Before the song dominated the various avenues for listening to music these days, somebody paraphrased Gotye to me recently.
"It hurts now. But someday he will just be someone you used to be married to."
I never want Ben to be "just" that somebody that I used to know. In fact, I am certain that he won't be. My certainty stems from the fact that as someone who loves deeply and passionately, the people that I have allowed myself to fall in love with in the past have never been reduced to just someone I used to know. I think of them all and I wish them well.
But I understand the song's popularity, after many a break-up where I wanted to just shake the former significant other and tell them, "It didn't have to be this way! Why? Why are you making this harder than it has to be?"

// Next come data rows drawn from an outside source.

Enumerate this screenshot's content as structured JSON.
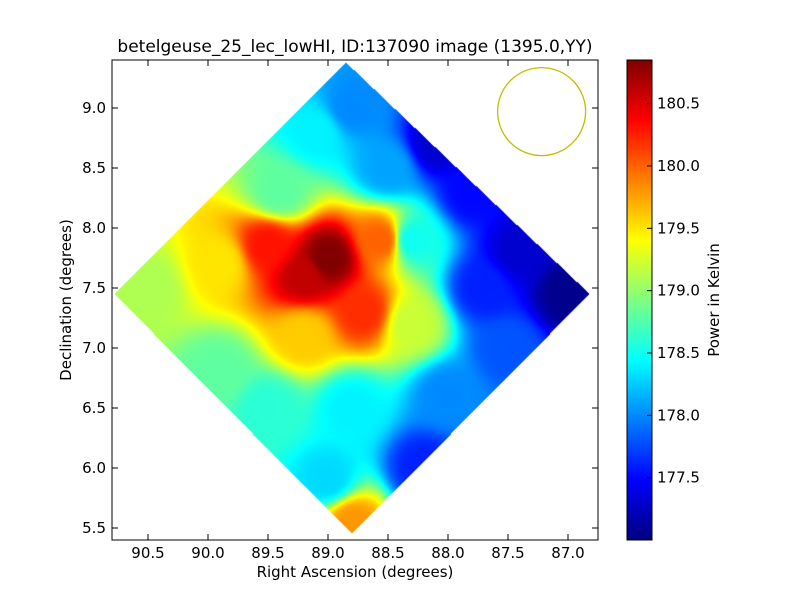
{
  "chart_data": {
    "type": "heatmap",
    "title": "betelgeuse_25_lec_lowHI, ID:137090 image (1395.0,YY)",
    "xlabel": "Right Ascension (degrees)",
    "ylabel": "Declination (degrees)",
    "colorbar_label": "Power in Kelvin",
    "xlim": [
      90.8,
      86.75
    ],
    "ylim": [
      5.4,
      9.4
    ],
    "x_ticks": [
      90.5,
      90.0,
      89.5,
      89.0,
      88.5,
      88.0,
      87.5,
      87.0
    ],
    "x_tick_labels": [
      "90.5",
      "90.0",
      "89.5",
      "89.0",
      "88.5",
      "88.0",
      "87.5",
      "87.0"
    ],
    "y_ticks": [
      5.5,
      6.0,
      6.5,
      7.0,
      7.5,
      8.0,
      8.5,
      9.0
    ],
    "y_tick_labels": [
      "5.5",
      "6.0",
      "6.5",
      "7.0",
      "7.5",
      "8.0",
      "8.5",
      "9.0"
    ],
    "colorbar_range": [
      177.0,
      180.85
    ],
    "colorbar_ticks": [
      177.5,
      178.0,
      178.5,
      179.0,
      179.5,
      180.0,
      180.5
    ],
    "colorbar_tick_labels": [
      "177.5",
      "178.0",
      "178.5",
      "179.0",
      "179.5",
      "180.0",
      "180.5"
    ],
    "colormap": "jet",
    "footprint_diamond": [
      [
        88.85,
        9.38
      ],
      [
        86.82,
        7.45
      ],
      [
        88.8,
        5.45
      ],
      [
        90.78,
        7.45
      ]
    ],
    "beam_circle": {
      "center_ra": 87.22,
      "center_dec": 8.97,
      "color": "#bfbf00"
    },
    "field_samples": [
      {
        "ra": 89.0,
        "dec": 7.75,
        "value": 180.85
      },
      {
        "ra": 89.2,
        "dec": 7.6,
        "value": 180.6
      },
      {
        "ra": 89.5,
        "dec": 7.85,
        "value": 180.3
      },
      {
        "ra": 88.7,
        "dec": 7.3,
        "value": 180.2
      },
      {
        "ra": 88.55,
        "dec": 7.9,
        "value": 180.0
      },
      {
        "ra": 89.9,
        "dec": 7.7,
        "value": 179.5
      },
      {
        "ra": 90.5,
        "dec": 7.5,
        "value": 179.1
      },
      {
        "ra": 89.2,
        "dec": 7.1,
        "value": 179.6
      },
      {
        "ra": 88.3,
        "dec": 7.2,
        "value": 179.2
      },
      {
        "ra": 88.3,
        "dec": 7.9,
        "value": 178.5
      },
      {
        "ra": 89.4,
        "dec": 8.3,
        "value": 178.8
      },
      {
        "ra": 89.9,
        "dec": 6.8,
        "value": 178.8
      },
      {
        "ra": 89.5,
        "dec": 6.5,
        "value": 178.6
      },
      {
        "ra": 88.8,
        "dec": 6.5,
        "value": 178.4
      },
      {
        "ra": 89.0,
        "dec": 5.9,
        "value": 178.3
      },
      {
        "ra": 88.8,
        "dec": 5.55,
        "value": 179.8
      },
      {
        "ra": 88.2,
        "dec": 6.0,
        "value": 177.6
      },
      {
        "ra": 88.0,
        "dec": 6.6,
        "value": 178.0
      },
      {
        "ra": 87.5,
        "dec": 7.0,
        "value": 177.8
      },
      {
        "ra": 87.7,
        "dec": 7.5,
        "value": 177.6
      },
      {
        "ra": 87.0,
        "dec": 7.45,
        "value": 177.05
      },
      {
        "ra": 87.4,
        "dec": 7.8,
        "value": 177.3
      },
      {
        "ra": 88.1,
        "dec": 8.7,
        "value": 177.3
      },
      {
        "ra": 87.8,
        "dec": 8.3,
        "value": 177.5
      },
      {
        "ra": 88.8,
        "dec": 9.0,
        "value": 178.0
      },
      {
        "ra": 88.5,
        "dec": 8.5,
        "value": 178.1
      },
      {
        "ra": 89.1,
        "dec": 8.8,
        "value": 178.4
      }
    ]
  }
}
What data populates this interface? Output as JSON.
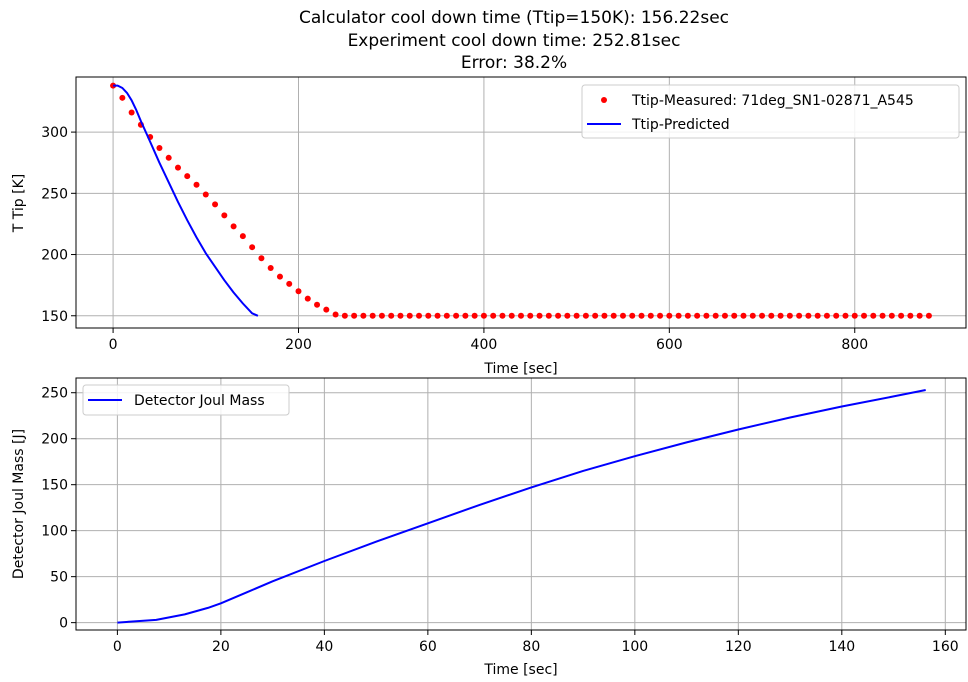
{
  "chart_data": [
    {
      "type": "scatter+line",
      "title_lines": [
        "Calculator cool down time (Ttip=150K): 156.22sec",
        "Experiment cool down time: 252.81sec",
        "Error: 38.2%"
      ],
      "xlabel": "Time [sec]",
      "ylabel": "T Tip [K]",
      "xlim": [
        -40,
        920
      ],
      "ylim": [
        140,
        345
      ],
      "xticks": [
        0,
        200,
        400,
        600,
        800
      ],
      "yticks": [
        150,
        200,
        250,
        300
      ],
      "grid": true,
      "legend_position": "top-right",
      "series": [
        {
          "name": "Ttip-Measured: 71deg_SN1-02871_A545",
          "style": "markers",
          "color": "#ff0000",
          "x": [
            0,
            10,
            20,
            30,
            40,
            50,
            60,
            70,
            80,
            90,
            100,
            110,
            120,
            130,
            140,
            150,
            160,
            170,
            180,
            190,
            200,
            210,
            220,
            230,
            240,
            250,
            260,
            270,
            280,
            290,
            300,
            310,
            320,
            330,
            340,
            350,
            360,
            370,
            380,
            390,
            400,
            410,
            420,
            430,
            440,
            450,
            460,
            470,
            480,
            490,
            500,
            510,
            520,
            530,
            540,
            550,
            560,
            570,
            580,
            590,
            600,
            610,
            620,
            630,
            640,
            650,
            660,
            670,
            680,
            690,
            700,
            710,
            720,
            730,
            740,
            750,
            760,
            770,
            780,
            790,
            800,
            810,
            820,
            830,
            840,
            850,
            860,
            870,
            880
          ],
          "y": [
            338,
            328,
            316,
            306,
            296,
            287,
            279,
            271,
            264,
            257,
            249,
            241,
            232,
            223,
            215,
            206,
            197,
            189,
            182,
            176,
            170,
            164,
            159,
            155,
            151,
            150,
            150,
            150,
            150,
            150,
            150,
            150,
            150,
            150,
            150,
            150,
            150,
            150,
            150,
            150,
            150,
            150,
            150,
            150,
            150,
            150,
            150,
            150,
            150,
            150,
            150,
            150,
            150,
            150,
            150,
            150,
            150,
            150,
            150,
            150,
            150,
            150,
            150,
            150,
            150,
            150,
            150,
            150,
            150,
            150,
            150,
            150,
            150,
            150,
            150,
            150,
            150,
            150,
            150,
            150,
            150,
            150,
            150,
            150,
            150,
            150,
            150,
            150,
            150
          ]
        },
        {
          "name": "Ttip-Predicted",
          "style": "line",
          "color": "#0000ff",
          "x": [
            0,
            5,
            10,
            15,
            20,
            25,
            30,
            40,
            50,
            60,
            70,
            80,
            90,
            100,
            110,
            120,
            130,
            140,
            150,
            156.22
          ],
          "y": [
            338,
            338,
            336,
            332,
            326,
            318,
            309,
            292,
            275,
            259,
            243,
            228,
            214,
            201,
            190,
            179,
            169,
            160,
            152,
            150
          ]
        }
      ]
    },
    {
      "type": "line",
      "xlabel": "Time [sec]",
      "ylabel": "Detector Joul Mass [J]",
      "xlim": [
        -8,
        164
      ],
      "ylim": [
        -8,
        266
      ],
      "xticks": [
        0,
        20,
        40,
        60,
        80,
        100,
        120,
        140,
        160
      ],
      "yticks": [
        0,
        50,
        100,
        150,
        200,
        250
      ],
      "grid": true,
      "legend_position": "top-left",
      "series": [
        {
          "name": "Detector Joul Mass",
          "color": "#0000ff",
          "x": [
            0,
            7.5,
            13,
            17.5,
            20,
            25,
            30,
            40,
            50,
            60,
            70,
            80,
            90,
            100,
            110,
            120,
            130,
            140,
            150,
            156.22
          ],
          "y": [
            0,
            3,
            9,
            16,
            21,
            33,
            45,
            67,
            88,
            108,
            128,
            147,
            165,
            181,
            196,
            210,
            223,
            235,
            246,
            253
          ]
        }
      ]
    }
  ]
}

At the end of the day, Ben is more than just a break-up, more than just an ex-husband, more than just somebody that I used to know. He is the father of my child. He is the man that I stood before God and my family and friends with, pouring out my heart in unending commitment. I meant those words, and to shrink him down to just somebody that I used to know not only reduces his value but it makes me a liar. We are Ben and Andrea, and we loved each other very much. I say those words often, because the days when that love was enough seem so far away that I need the vocal reminder that it wasn't really so long ago.
Two songs play in my mind these days: Gotye's "Somebody That I Used To Know," and Ben Folds Five's "Brick." Someone asked me if I know what "Brick" is about, and for those that don't know, it's the story of a man's experience in supporting his girlfriend through an abortion. I heard Ben Folds in an interview once say that the song is not supposed to be political, it just tells a story. It doesn't argue for one side or the other. I have always loved the simple story-telling of this incredibly poignant song -- so powerful that few people seem to mind the limits of Ben Folds' vocal range. Of course, I argue that if the song tells us one thing, it is that we don't want to feel the way the couple in the song feels.
The chorus shares the speaker's thoughts, "She's a brick and I'm drowning, slowly." As it turns out, the abortion didn't fix everything. I have always maintained that without saying so, the song is pro-life, which is why I am so confused that these days I feel like the brick. I did what I assert is right -- and right is right, even if no one is doing it -- yet I feel so heavy and often feel that I have anchored my husband in a grief that is drowning him. When I accepted the heavy cross that we were undertaking, I don't think I was completely aware of its weight. When I rejoiced in the unexpected ten days I spent with my son, I don't think I had any idea how heavy the aftermath would be.
In "Brick," the couple's breaking point comes because they are tired. Just tired.
Morning after morning, I wake after what should be sufficient hours of sleep and struggle to get out of bed. I struggle to get through the day lately, although there is no real reason why I should.
I am simply tired. I am tired from drowning, slowly.